Fastback Networks boasts new 5G-ready 2 Gbps backhaul radio

Small cells are expected to play a big role in operators’ 5G networks, and Fastback Networks plans to be right there with them to support them with wireless backhaul.

The San Jose-based company today announced the new 2 Gbps-capable Intelligent Backhaul Radio (IBR) 1300 release, which it said is the industry’s first 5 GHz Any Line of Sight backhaul solution to meet both the higher speed and lower latency requirements of 5G networks.

The company managed to advance the technology to fit into a discrete form factor – 8x10x3.5 inches – along with additional new features so that it will perform as operators require while they move to and deploy 5G.

Fastback is working with all the big four U.S. wireless operators, as well as cable and some emerging telco players, according to CEO and co-founder Kevin Duffy. While 5G is expected to require low and mid-band spectrum, the higher bands also will play a bigger role than they currently are and that typically means smaller cells. So while small cells might have been optional in 4G, they are likely to be essential in 5G, he said.

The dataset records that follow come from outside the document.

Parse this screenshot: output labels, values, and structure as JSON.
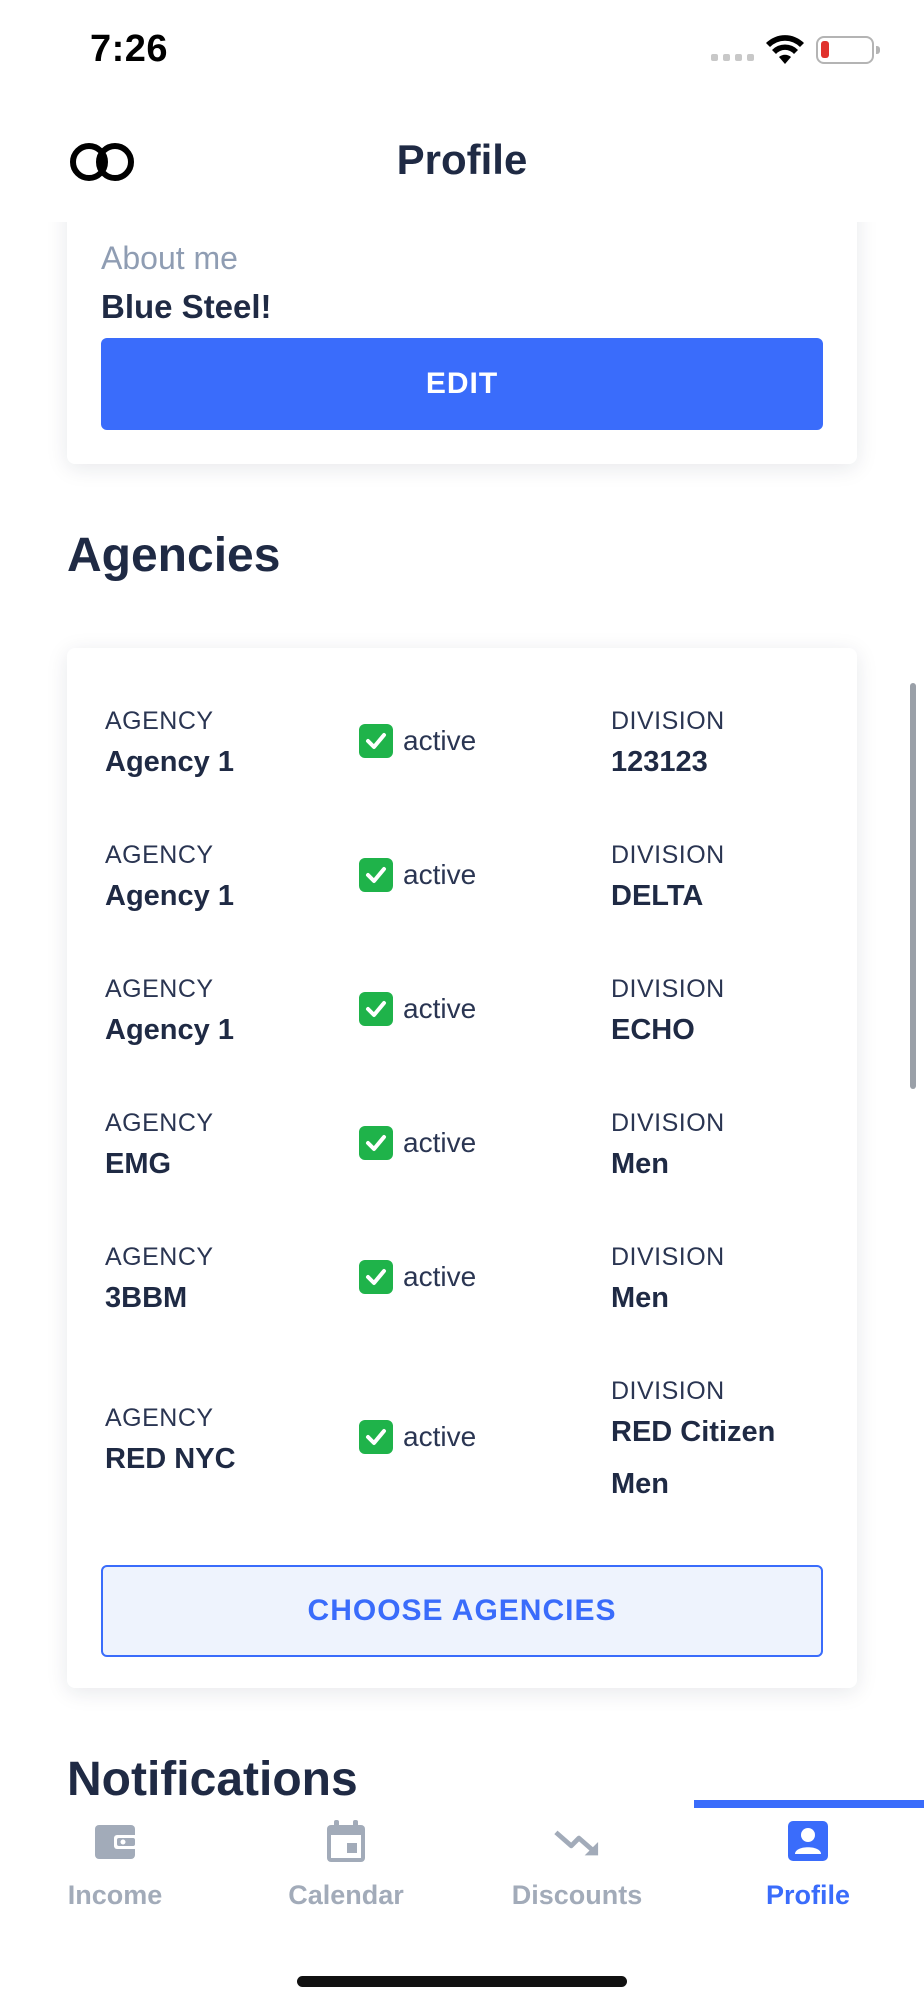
{
  "status_bar": {
    "time": "7:26",
    "battery_color": "#e0322d"
  },
  "header": {
    "title": "Profile",
    "logo_icon": "linked-rings-logo"
  },
  "about": {
    "label": "About me",
    "value": "Blue Steel!",
    "edit_label": "EDIT"
  },
  "agencies": {
    "title": "Agencies",
    "rows": [
      {
        "agency_label": "AGENCY",
        "agency": "Agency 1",
        "status": "active",
        "division_label": "DIVISION",
        "division": "123123"
      },
      {
        "agency_label": "AGENCY",
        "agency": "Agency 1",
        "status": "active",
        "division_label": "DIVISION",
        "division": "DELTA"
      },
      {
        "agency_label": "AGENCY",
        "agency": "Agency 1",
        "status": "active",
        "division_label": "DIVISION",
        "division": "ECHO"
      },
      {
        "agency_label": "AGENCY",
        "agency": "EMG",
        "status": "active",
        "division_label": "DIVISION",
        "division": "Men"
      },
      {
        "agency_label": "AGENCY",
        "agency": "3BBM",
        "status": "active",
        "division_label": "DIVISION",
        "division": "Men"
      },
      {
        "agency_label": "AGENCY",
        "agency": "RED NYC",
        "status": "active",
        "division_label": "DIVISION",
        "division": "RED Citizen",
        "division_line2": "Men"
      }
    ],
    "choose_label": "CHOOSE AGENCIES"
  },
  "notifications": {
    "title": "Notifications"
  },
  "tabs": [
    {
      "label": "Income",
      "icon": "wallet-icon",
      "active": false
    },
    {
      "label": "Calendar",
      "icon": "calendar-icon",
      "active": false
    },
    {
      "label": "Discounts",
      "icon": "trending-down-icon",
      "active": false
    },
    {
      "label": "Profile",
      "icon": "person-badge-icon",
      "active": true
    }
  ],
  "colors": {
    "accent": "#3a6cfb",
    "text_dark": "#1f2a44",
    "text_muted": "#8f9db3",
    "tab_inactive": "#a2abb9",
    "status_active": "#1fb34a"
  }
}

And while 4G represented a big step over 3G in the latency department, 5G will be intolerant of millisecond delays – it will have to perform much better. “Our product is 100 percent useful for the gamut of 4G applications, but as they begin to put in 5G, it is 5G ready,” he said, adding that Fastback’s technology is being used in many 5G network trials.

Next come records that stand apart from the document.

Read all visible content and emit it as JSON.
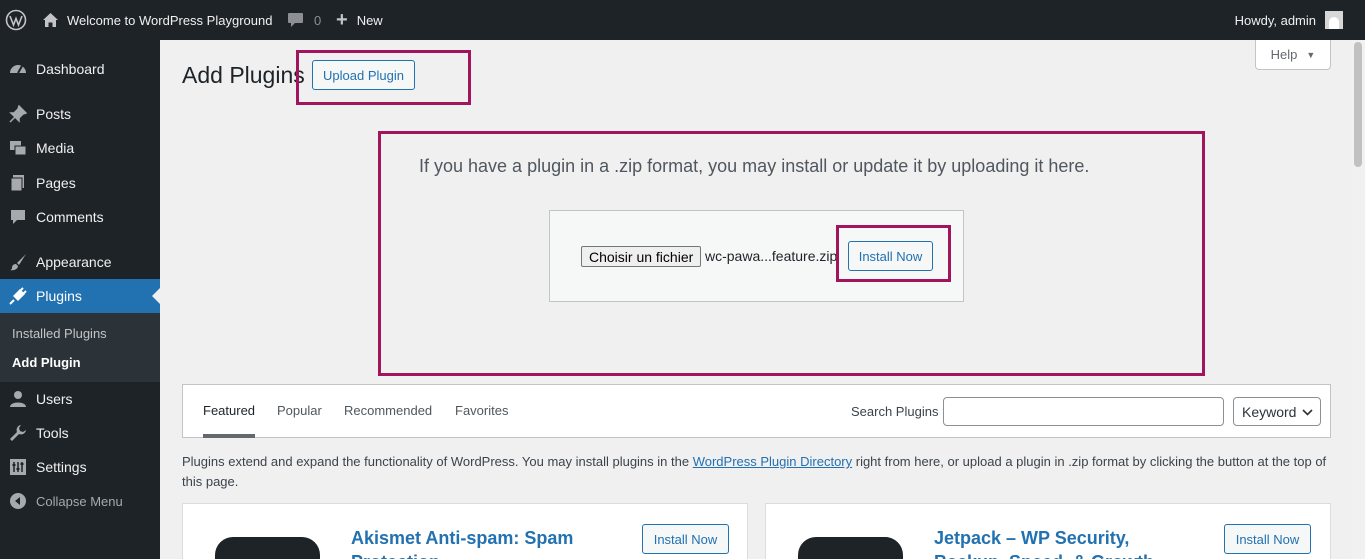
{
  "admin_bar": {
    "site_name": "Welcome to WordPress Playground",
    "comments_count": "0",
    "new_label": "New",
    "howdy": "Howdy, admin"
  },
  "sidebar": {
    "items": [
      {
        "label": "Dashboard",
        "icon": "dashboard-icon"
      },
      {
        "label": "Posts",
        "icon": "pin-icon"
      },
      {
        "label": "Media",
        "icon": "media-icon"
      },
      {
        "label": "Pages",
        "icon": "pages-icon"
      },
      {
        "label": "Comments",
        "icon": "comment-icon"
      },
      {
        "label": "Appearance",
        "icon": "brush-icon"
      },
      {
        "label": "Plugins",
        "icon": "plugin-icon"
      },
      {
        "label": "Users",
        "icon": "users-icon"
      },
      {
        "label": "Tools",
        "icon": "wrench-icon"
      },
      {
        "label": "Settings",
        "icon": "settings-icon"
      }
    ],
    "submenu": [
      {
        "label": "Installed Plugins"
      },
      {
        "label": "Add Plugin"
      }
    ],
    "collapse_label": "Collapse Menu"
  },
  "main": {
    "title": "Add Plugins",
    "upload_button": "Upload Plugin",
    "help_button": "Help",
    "upload_text": "If you have a plugin in a .zip format, you may install or update it by uploading it here.",
    "file_button": "Choisir un fichier",
    "file_name": "wc-pawa...feature.zip",
    "install_now": "Install Now"
  },
  "filter": {
    "tabs": [
      {
        "label": "Featured"
      },
      {
        "label": "Popular"
      },
      {
        "label": "Recommended"
      },
      {
        "label": "Favorites"
      }
    ],
    "search_label": "Search Plugins",
    "search_value": "",
    "search_type": "Keyword"
  },
  "intro": {
    "before": "Plugins extend and expand the functionality of WordPress. You may install plugins in the ",
    "link": "WordPress Plugin Directory",
    "after": " right from here, or upload a plugin in .zip format by clicking the button at the top of this page."
  },
  "cards": [
    {
      "name": "Akismet Anti-spam: Spam Protection",
      "install": "Install Now"
    },
    {
      "name": "Jetpack – WP Security, Backup, Speed, & Growth",
      "install": "Install Now"
    }
  ],
  "colors": {
    "admin_bg": "#1d2327",
    "accent": "#2271b1",
    "highlight": "#a3145f"
  }
}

“We’re a little bit ahead of the standard, but we’re very sure that we will be an enabler for whatever ultimately transpires,” he told FierceWirelessTech. “We’re very confident that we’re an important ingredient of that effort.”

Wireless backhaul has been an essential and integral part of cellular infrastructure since the beginning. What Fastback has done over the past several years is taken the technology and compressed it down to the size of a physics book, requiring no special skills for installing it, and making it aesthetically acceptable, according to Duffy.

Microwave Non Line of Sight connectivity will play an increasingly important role as mobile operators seek to backhaul ever more densely deployed radio end points – either macro cells or small cells, said Richard Webb, research director of Mobile Backhaul and Small Cells at IHS Markit, in a press release. “Up until now, NLOS backhaul had a challenge in terms of capacity, but with this announcement, Fastback has continued to build on its track record of innovation in the NLOS segment by driving the high capacity required for LTE macro and 5G backhaul.”